At first, he sold only shawarma but soon expanded his menu after observing Filipinos’ penchant for grilled dishes.

The restaurant’s generous portions and Al-Adwan’s gregarious nature quickly attracted customers and in less than a year Baba Shawarma shot to social media fame.

From a one-man operation, Al-Adwan now manages seven employees at his shop in the Malabon area of metropolitan Manila.

He takes pride in his service and the quality of food — the standards applied in Dubai which he keeps on following, as he balances authenticity and the spirit of his culinary heritage with local market demands.

“In Dubai, hospitality is king. How you treat the customer is incredibly important,” Al-Adwan said.

“What I cook in the kitchen is authentic. The spices I have — authentic. But I need to also follow the Filipino taste. I need to follow what Filipinos like.”

While Al-Halabi also tweaked his menu to be more Filipino-friendly by adding more chicken-based dishes, Al-Adwan offers his customers add-ons one would not find in Syria, such as a slice of cheese.

“I give it a Filipino twist,” he said. “We don’t add cheese in Arab countries, but Filipinos love cheese in their shawarma.”

These concessions in their cuisine represent not only the need to cater to the market, but also a realization that they need to adapt to the tastes and flavors of their new home.

While most of their family members are now dispersed in Europe and Gulf countries, both of them are content with their lives in the Philippines.

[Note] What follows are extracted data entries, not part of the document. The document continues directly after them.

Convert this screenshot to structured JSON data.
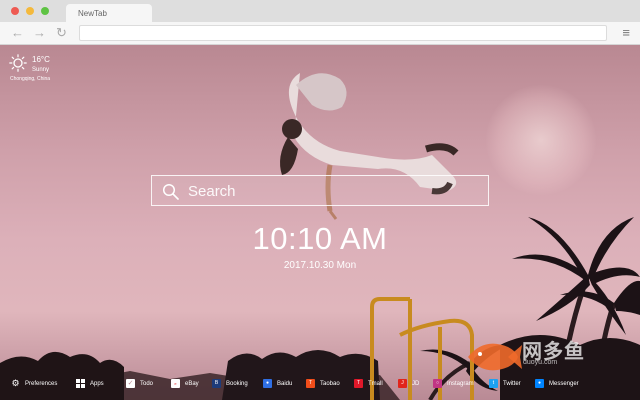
{
  "browser": {
    "tab_title": "NewTab",
    "url": ""
  },
  "weather": {
    "temperature": "16°C",
    "condition": "Sunny",
    "location": "Chongqing, China",
    "icon": "sun-icon"
  },
  "search": {
    "placeholder": "Search",
    "value": ""
  },
  "clock": {
    "time": "10:10 AM",
    "date": "2017.10.30 Mon"
  },
  "bottom_bar": {
    "preferences": "Preferences",
    "apps": "Apps",
    "todo": "Todo",
    "links": [
      {
        "label": "eBay",
        "icon": "ebay-icon",
        "color": "#ffffff"
      },
      {
        "label": "Booking",
        "icon": "booking-icon",
        "color": "#1d3b7a"
      },
      {
        "label": "Baidu",
        "icon": "baidu-icon",
        "color": "#2f6fe4"
      },
      {
        "label": "Taobao",
        "icon": "taobao-icon",
        "color": "#f04d1a"
      },
      {
        "label": "Tmall",
        "icon": "tmall-icon",
        "color": "#e0182a"
      },
      {
        "label": "JD",
        "icon": "jd-icon",
        "color": "#e1251b"
      },
      {
        "label": "Instagram",
        "icon": "instagram-icon",
        "color": "#c13584"
      },
      {
        "label": "Twitter",
        "icon": "twitter-icon",
        "color": "#1da1f2"
      },
      {
        "label": "Messenger",
        "icon": "messenger-icon",
        "color": "#0084ff"
      }
    ]
  },
  "watermark": {
    "text": "网多鱼",
    "subtext": "duoyu.com"
  }
}
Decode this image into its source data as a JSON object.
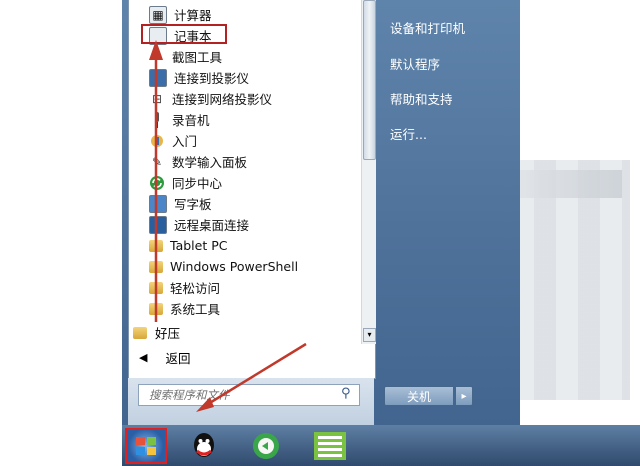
{
  "programs": [
    {
      "label": "计算器",
      "icon": "calculator-icon"
    },
    {
      "label": "记事本",
      "icon": "notepad-icon"
    },
    {
      "label": "截图工具",
      "icon": "scissors-icon"
    },
    {
      "label": "连接到投影仪",
      "icon": "projector-icon"
    },
    {
      "label": "连接到网络投影仪",
      "icon": "network-projector-icon"
    },
    {
      "label": "录音机",
      "icon": "microphone-icon"
    },
    {
      "label": "入门",
      "icon": "getting-started-icon"
    },
    {
      "label": "数学输入面板",
      "icon": "math-input-icon"
    },
    {
      "label": "同步中心",
      "icon": "sync-icon"
    },
    {
      "label": "写字板",
      "icon": "wordpad-icon"
    },
    {
      "label": "远程桌面连接",
      "icon": "remote-desktop-icon"
    },
    {
      "label": "Tablet PC",
      "icon": "folder-icon"
    },
    {
      "label": "Windows PowerShell",
      "icon": "folder-icon"
    },
    {
      "label": "轻松访问",
      "icon": "folder-icon"
    },
    {
      "label": "系统工具",
      "icon": "folder-icon"
    }
  ],
  "top_folder": {
    "label": "好压",
    "icon": "folder-icon"
  },
  "back": {
    "label": "返回",
    "icon": "left-triangle-icon"
  },
  "search": {
    "placeholder": "搜索程序和文件",
    "icon": "search-icon"
  },
  "right_pane": {
    "devices": "设备和打印机",
    "default_programs": "默认程序",
    "help": "帮助和支持",
    "run": "运行..."
  },
  "shutdown": {
    "label": "关机",
    "arrow": "▸"
  },
  "colors": {
    "highlight": "#b22222",
    "annotation_arrow": "#c0392b",
    "menu_blue": "#4d7099"
  }
}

“Filipinos are nice, warm, and friendly,” Al-Halabi said. “When I’m on the street, and I talk to people, I don’t feel that I am treated like a foreigner.”

Al-Adwan, too, felt at home and unlike many other Syrians who settled in different cultures, in the Philippines he saw no prejudice, no racism, and felt appreciated for working hard to provide for his family.

“Filipino people are lovely people, it is easy to talk to them,” he said. “They are very kind.”